TIP #1: SPEED EATERS ANONYMOUS
"I feed my two dogs together, and the smaller one seems to gobble her food without chewing it and then throws it back up a few minutes later. Why does she do this?"
She may be worried that if she doesn't wolf down her food, your other dog will get some of it. This is rational fear, but her coping strategy isn't ideal. How about feeding your dogs in separate rooms so the little one feels less pressured by the presence of the bigger dog? If she still eats so fast that she vomits even when she eats in private, then spread out her food over a large surface (such as a cookie sheet) or in several small bowls in different parts of the room so she can't hoover up her entire meal in one breath. And if you now feed your dogs only once a day, divide the food into two or three smaller meals per day instead. Knowing that her next meal is just around the corner may help your gobbler to relax and enjoy her food less anxiously.
If these measures don't work and the vomiting continues, make an appointment with your vet to check for a medical problem.

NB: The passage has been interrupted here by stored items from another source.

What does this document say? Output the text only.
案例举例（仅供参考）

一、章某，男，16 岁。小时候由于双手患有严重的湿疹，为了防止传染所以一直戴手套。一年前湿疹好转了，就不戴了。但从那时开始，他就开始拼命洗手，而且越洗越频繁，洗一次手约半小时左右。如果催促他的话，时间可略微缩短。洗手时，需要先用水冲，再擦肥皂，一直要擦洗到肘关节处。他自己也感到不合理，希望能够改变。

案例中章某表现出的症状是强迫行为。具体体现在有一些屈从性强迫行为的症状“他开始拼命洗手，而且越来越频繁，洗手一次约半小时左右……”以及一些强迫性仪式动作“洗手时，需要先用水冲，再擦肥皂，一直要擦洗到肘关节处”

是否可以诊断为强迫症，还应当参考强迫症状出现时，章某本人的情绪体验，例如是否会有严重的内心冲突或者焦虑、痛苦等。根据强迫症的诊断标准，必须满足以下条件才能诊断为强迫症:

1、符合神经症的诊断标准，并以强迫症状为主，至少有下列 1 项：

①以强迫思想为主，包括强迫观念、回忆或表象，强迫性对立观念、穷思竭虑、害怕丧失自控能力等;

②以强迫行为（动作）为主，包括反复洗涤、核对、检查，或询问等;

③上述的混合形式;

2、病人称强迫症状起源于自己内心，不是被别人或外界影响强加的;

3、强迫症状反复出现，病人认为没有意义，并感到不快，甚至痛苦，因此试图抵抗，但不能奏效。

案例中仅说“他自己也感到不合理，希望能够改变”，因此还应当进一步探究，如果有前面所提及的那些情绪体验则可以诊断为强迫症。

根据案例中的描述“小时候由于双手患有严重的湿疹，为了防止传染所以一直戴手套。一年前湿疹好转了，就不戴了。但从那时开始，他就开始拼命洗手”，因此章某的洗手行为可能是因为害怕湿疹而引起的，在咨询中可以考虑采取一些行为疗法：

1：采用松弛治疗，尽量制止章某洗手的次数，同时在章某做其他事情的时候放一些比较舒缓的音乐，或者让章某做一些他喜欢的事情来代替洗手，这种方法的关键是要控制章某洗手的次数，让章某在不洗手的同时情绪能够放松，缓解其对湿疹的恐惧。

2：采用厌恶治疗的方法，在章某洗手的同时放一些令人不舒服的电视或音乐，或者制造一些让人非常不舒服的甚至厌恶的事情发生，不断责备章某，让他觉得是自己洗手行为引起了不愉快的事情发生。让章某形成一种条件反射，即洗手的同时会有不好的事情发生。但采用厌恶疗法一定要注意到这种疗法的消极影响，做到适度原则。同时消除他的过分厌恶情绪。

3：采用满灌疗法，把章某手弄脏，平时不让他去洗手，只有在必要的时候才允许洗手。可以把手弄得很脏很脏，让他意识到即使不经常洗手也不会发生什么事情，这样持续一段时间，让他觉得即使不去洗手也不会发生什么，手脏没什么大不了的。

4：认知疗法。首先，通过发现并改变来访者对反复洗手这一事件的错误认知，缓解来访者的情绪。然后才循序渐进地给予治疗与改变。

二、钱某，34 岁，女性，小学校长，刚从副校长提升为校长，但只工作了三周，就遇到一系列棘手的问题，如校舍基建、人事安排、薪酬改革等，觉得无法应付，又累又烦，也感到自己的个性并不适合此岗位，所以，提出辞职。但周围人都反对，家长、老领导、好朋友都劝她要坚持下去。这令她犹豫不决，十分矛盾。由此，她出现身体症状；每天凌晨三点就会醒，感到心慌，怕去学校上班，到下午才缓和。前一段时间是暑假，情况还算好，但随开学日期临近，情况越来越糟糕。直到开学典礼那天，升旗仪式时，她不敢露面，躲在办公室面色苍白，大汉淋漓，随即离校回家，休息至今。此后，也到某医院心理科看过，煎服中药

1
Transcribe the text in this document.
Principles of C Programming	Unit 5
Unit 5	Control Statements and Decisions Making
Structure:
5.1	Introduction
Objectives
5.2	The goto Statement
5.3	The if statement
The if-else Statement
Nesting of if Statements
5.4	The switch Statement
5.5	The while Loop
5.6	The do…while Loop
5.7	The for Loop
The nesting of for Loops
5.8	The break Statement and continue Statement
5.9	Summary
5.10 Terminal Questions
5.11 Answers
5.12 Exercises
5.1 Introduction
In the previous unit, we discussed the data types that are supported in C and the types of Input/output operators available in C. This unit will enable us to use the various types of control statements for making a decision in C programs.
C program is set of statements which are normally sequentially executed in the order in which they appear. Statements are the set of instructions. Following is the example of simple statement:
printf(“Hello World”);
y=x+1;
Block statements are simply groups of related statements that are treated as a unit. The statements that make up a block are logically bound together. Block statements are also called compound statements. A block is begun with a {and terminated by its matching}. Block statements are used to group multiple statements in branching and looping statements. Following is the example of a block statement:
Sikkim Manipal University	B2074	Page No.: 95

- excerpted from The Complete Healthy Dog Handbook
TIP #2: ACCEPTABLE RESOURCE GUARDING
Resource guarding is a natural, normal canine behavior. In fact it's a normal behavior for most warm-blooded animals. Even we humans guard our resources - sometimes quite fiercely. Think about it. We lock our doors. Store clerks have loaded .22 rifles under checkout counters, while homeowners keep shotguns and baseball bats leaning in the corner by the back door. Banks keep valuables in vaults. Some of us get insanely jealous if someone pays too much attention to our significant other.
Dogs guard their resources as well, sometimes quite fiercely. This is most troublesome when they guard from humans, but can also get them in hot water when they guard from other dogs. That said, some dog-dog guarding behavior is quite appropriate and acceptable.
As an example: In a dog park or doggie daycare, Dog A is chewing happily on a (insert any valuable resource here). Curious, Dog B approaches. Dog A gives Dog B "the look." Dog B quickly defers, saying "Oh, excuse me!" by calmly turning and walking away. No harm done. Much of the time the dogs' owner isn't even aware that this occurred.